# Can not post Q-View... Why?



## shiz-nit (Aug 18, 2011)

I have tried to post a new thread for 2 days know and can not get it to load up. I also post food pics on other forums and have not had any issues. On this forum when I hit submit it just sits there and nothing changes. I have logged out several times and back in here. Any ideas to why. I like this forum and would love to post my Q-View!


----------



## shooter1 (Aug 18, 2011)

I have been having this problem off and on for the last 2 weeks. Sometimes the site will load up no problem and sometimes it never completely loads. Sometimes it loads and I compose a post and hit submit and it just never goes through, very frustrating after giving all the details and loading all the pictures.


----------



## jrod62 (Aug 18, 2011)

Same here.
Downloaded firefox . Works every time now.
Hope that help


----------



## shiz-nit (Aug 18, 2011)

Shooter1 said:


> I have been having this problem off and on for the last 2 weeks. Sometimes the site will load up no problem and sometimes it never completely loads. Sometimes it loads and I compose a post and hit submit and it just never goes through, very frustrating after giving all the details and loading all the pictures.

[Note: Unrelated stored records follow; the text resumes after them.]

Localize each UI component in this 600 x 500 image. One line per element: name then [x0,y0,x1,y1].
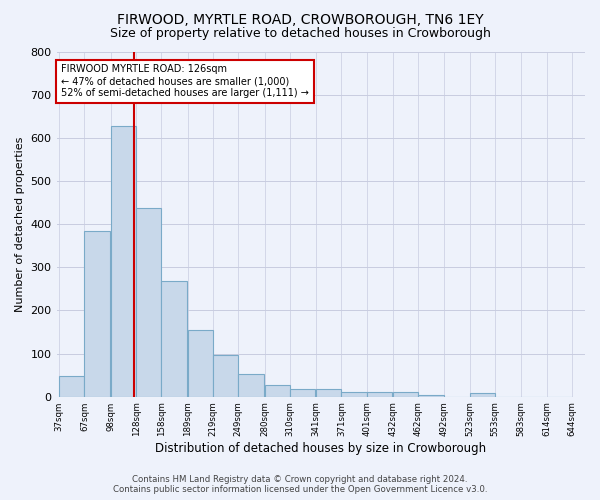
Bar [213,355,238,397]
Bar [418,394,444,396]
Bar [85,232,110,396]
Bar [393,392,418,396]
Bar [136,208,161,396]
Text: FIRWOOD MYRTLE ROAD: 126sqm
← 47% of detached houses are smaller (1,000)
52% of : FIRWOOD MYRTLE ROAD: 126sqm ← 47% of det… [61,64,308,98]
Bar [470,394,496,396]
Bar [110,126,136,396]
Bar [290,390,315,396]
Y-axis label: Number of detached properties: Number of detached properties [15,136,25,312]
X-axis label: Distribution of detached houses by size in Crowborough: Distribution of detached houses by size … [155,442,487,455]
Bar [316,390,341,396]
Bar [59,376,85,396]
Bar [341,392,367,396]
Bar [367,392,392,396]
Bar [238,374,263,396]
Text: FIRWOOD, MYRTLE ROAD, CROWBOROUGH, TN6 1EY: FIRWOOD, MYRTLE ROAD, CROWBOROUGH, TN6 1… [116,12,484,26]
Text: Size of property relative to detached houses in Crowborough: Size of property relative to detached ho… [110,28,490,40]
Bar [161,281,187,396]
Bar [188,330,213,396]
Text: Contains HM Land Registry data © Crown copyright and database right 2024.
Contai: Contains HM Land Registry data © Crown c… [113,474,487,494]
Bar [265,385,290,396]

 yea I agree I take time to post and it gets frustrating to see it not go through. I hope the Mods can fix this problem!!!!


----------



## custom99 (Aug 18, 2011)

I have the same problem using Internet Explorer. If I use Google Chrome I have no problem at all.


----------



## garyinmd (Aug 18, 2011)

I sometime have problems if I forget to re-size the pictures.  My default program is Microsoft Picture Manager, go to edit picture, re-size and use the web-large setting which is 640-480 px.  Once I make sure this is done I usually have no issues.

Gary


----------



## shiz-nit (Aug 18, 2011)

garyinmd said:


> I sometime have problems if I forget to re-size the pictures.  My default program is Microsoft Picture Manager, go to edit picture, re-size and use the web-large setting which is 640-480 px.  Once I make sure this is done I usually have no issues.
> 
> 
> 
> Gary


 yea I done tried that today


----------